Private donations and grants in the amount of $120,000 will support the 48 research students.

“It’s probably true for all the disciplines, but for the STEM disciplines in particular, you’re not competitive if you don’t have hands-on experiences in your field of study,” said Dr. Michael Huggins, dean of the Hal Marcus College of Science and Engineering. “We’re really trying to build the programming to help make sure that students are getting more and more of those experiences.”

To be considered for the program, students submit formal applications, including a research project proposal and statement of personal and professional objectives. The 48 students are paid $2,500 each to work 20 to 25 hours per week in a UWF research lab with a faculty mentor.

Research projects are clustered in the following areas: Biological and Biomedical, Coastal and Marine Studies, Curriculum Development and Evaluation, Data Science and Informatics, Energy, Intelligent Systems, and Material and Molecular Science.

Projects include research focusing on the detection and origin of DDT in wetland sediments in Escambia Bay. Another project examines offshore aeolian sediment transport on nourished and non-nourished beaches.

Biology student Amy Brower will be working on a project using environmental DNA to investigate the presence of Mooneye fish in the Mobile River Basin. The Mooneye is a critical species that is endemic to North America and is declining in population throughout its range in Alabama, Brower said. Dr. Alexis Janosik, an assistant professor in the Department of Biology, will be Brower’s faculty mentor on the project.

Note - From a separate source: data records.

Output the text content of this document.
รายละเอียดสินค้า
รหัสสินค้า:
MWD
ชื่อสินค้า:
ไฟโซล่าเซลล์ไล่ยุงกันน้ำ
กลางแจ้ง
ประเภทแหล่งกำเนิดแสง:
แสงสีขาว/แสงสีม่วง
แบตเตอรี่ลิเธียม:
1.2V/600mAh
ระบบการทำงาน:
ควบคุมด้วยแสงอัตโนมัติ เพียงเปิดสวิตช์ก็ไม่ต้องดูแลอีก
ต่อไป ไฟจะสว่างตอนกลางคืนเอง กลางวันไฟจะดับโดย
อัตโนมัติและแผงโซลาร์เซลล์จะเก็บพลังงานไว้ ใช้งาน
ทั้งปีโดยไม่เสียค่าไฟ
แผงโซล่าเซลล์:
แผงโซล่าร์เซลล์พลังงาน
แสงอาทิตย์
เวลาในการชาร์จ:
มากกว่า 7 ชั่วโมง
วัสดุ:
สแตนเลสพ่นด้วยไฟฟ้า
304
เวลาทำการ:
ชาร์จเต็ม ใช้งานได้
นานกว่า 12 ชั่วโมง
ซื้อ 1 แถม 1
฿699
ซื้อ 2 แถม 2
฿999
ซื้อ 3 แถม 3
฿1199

“The Summer Undergraduate Research Program was of particular interest to me because of its emphasis on research in ways that are unattainable for students to receive in a classroom setting. Specifically, I am gaining hands-on experience and training in the field of Molecular Biology, and will gain valuable mentorship from working with Dr. Janosik,” Brower said. “Skills gained through this experience will help me to be successful in my chosen field for graduate school in molecular genetics of marine species.”

The program will end with a summer research celebration during which students will present the results of their projects.

“It’s part of their professional development to be able to present their science to a general audience,” Huggins said. “We’re looking forward to another successful program.”